The author has revised its 2005 and 2006 total market size figures sharply upwards, based on new data on the Peruvian institutional market and exchange rate adjustments. Last year, the total Peruvian market reached an estimated size of US$618mn, representing 8% growth year-on-year compared to 2005. We present forecast sees a figure of US$663mn, with a five-year average growth rate of 5.4% between 2006 and 2011. The market is expected to reach a total value of US$803mn by the end of 2011.

The August earthquake on Peru’s Pacific Coast took more than 500 lives and cost millions of dollars in damages. But for the country’s president, Alan Garcia, the disaster was an opportunity to bring the country together after months of street protests over social conditions. The 2008 budget, published in August, pledges a 28% increase in overall investment, with social services seeing steep rises.
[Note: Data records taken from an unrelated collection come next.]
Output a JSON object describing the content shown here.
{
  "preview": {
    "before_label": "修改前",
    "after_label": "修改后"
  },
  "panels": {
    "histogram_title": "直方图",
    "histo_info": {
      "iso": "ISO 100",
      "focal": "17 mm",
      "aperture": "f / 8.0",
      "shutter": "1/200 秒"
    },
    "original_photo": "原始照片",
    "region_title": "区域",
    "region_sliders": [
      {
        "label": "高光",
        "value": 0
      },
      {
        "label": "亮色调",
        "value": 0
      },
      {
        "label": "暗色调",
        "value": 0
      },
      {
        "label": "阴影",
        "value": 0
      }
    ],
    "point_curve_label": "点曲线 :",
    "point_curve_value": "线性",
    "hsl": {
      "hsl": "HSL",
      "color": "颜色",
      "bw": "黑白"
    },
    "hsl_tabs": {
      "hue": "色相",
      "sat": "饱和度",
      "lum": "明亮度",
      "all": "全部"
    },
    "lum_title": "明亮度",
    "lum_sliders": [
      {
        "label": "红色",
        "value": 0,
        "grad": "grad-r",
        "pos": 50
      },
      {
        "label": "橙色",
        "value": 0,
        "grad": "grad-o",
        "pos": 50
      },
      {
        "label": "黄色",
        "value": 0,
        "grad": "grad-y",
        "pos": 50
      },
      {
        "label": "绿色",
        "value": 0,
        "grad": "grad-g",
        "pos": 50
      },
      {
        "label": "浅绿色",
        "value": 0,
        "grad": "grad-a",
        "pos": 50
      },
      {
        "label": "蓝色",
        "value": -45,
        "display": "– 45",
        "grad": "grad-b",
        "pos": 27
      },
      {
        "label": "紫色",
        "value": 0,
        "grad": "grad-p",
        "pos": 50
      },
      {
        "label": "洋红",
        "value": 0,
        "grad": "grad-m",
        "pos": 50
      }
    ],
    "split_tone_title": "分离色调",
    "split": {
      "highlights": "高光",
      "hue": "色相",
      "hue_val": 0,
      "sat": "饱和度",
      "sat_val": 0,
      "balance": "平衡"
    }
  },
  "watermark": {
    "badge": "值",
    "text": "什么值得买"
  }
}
Higher tax revenues and a booming economy should allow continuing record budget surpluses. All of this should help Garcia push forward increased coverage under the unified and strengthened Seguro Integral de Salud (SIS) health insurance system. The key will be ensuring the newly enrolled can actually access health services and get basic medicines. Otherwise, people will be back protesting on the streets.

Peru’s free-trade agreement (FTA) odyssey with the US continued, with US ratification stalling. The agreement faced a rebellion by US Republican Senators and vocal criticism from industry trade groupPhRMA over the watering down of intellectual property (IP) provisions in the treaty. These changes had been pushed through by Democrats, who control Congress, and backed by generic drug makers. With Republican senators promising to introduce a ‘mark-up’ of the latest text in late September, the FTA - ratified by Peru back in April 2006 - could still be some time in coming.

For several years now, the FTA has raised the question of the future of Peru’s domestic drug industry. With many dozens of small producers, there is little likelihood they will be able to adapt to inevitable if gradual improvements in IP protections and quality control, such as GMP requirements. Some consolidation is necessary and desirable if the local industry is to survive over the long-term and make the investments in GMP compliance - as several large producers, such as Farmaindustria have already done. When the government again raised the issue of abolishing the 20% ‘discount’ applied to bids by local manufacturers in official tenders in parliament in May, the industry replied by saying that thousands of jobs were being put at risk. Given Peru’s current strong economic position on the top of a commodities boom, an active industrial policy - such as the one pursued in Brazil by another centre-left president - could see state-backed funding to specific projects and consolidation. For the moment, Peru has sought to protect local drug makers by erecting visible and subtler barriers to trade - such as turning a blind eye to rule-breaking. A more sensible policy would seem to be investing to compete in the region and globally as lower quality products are increasingly shut out of more markets.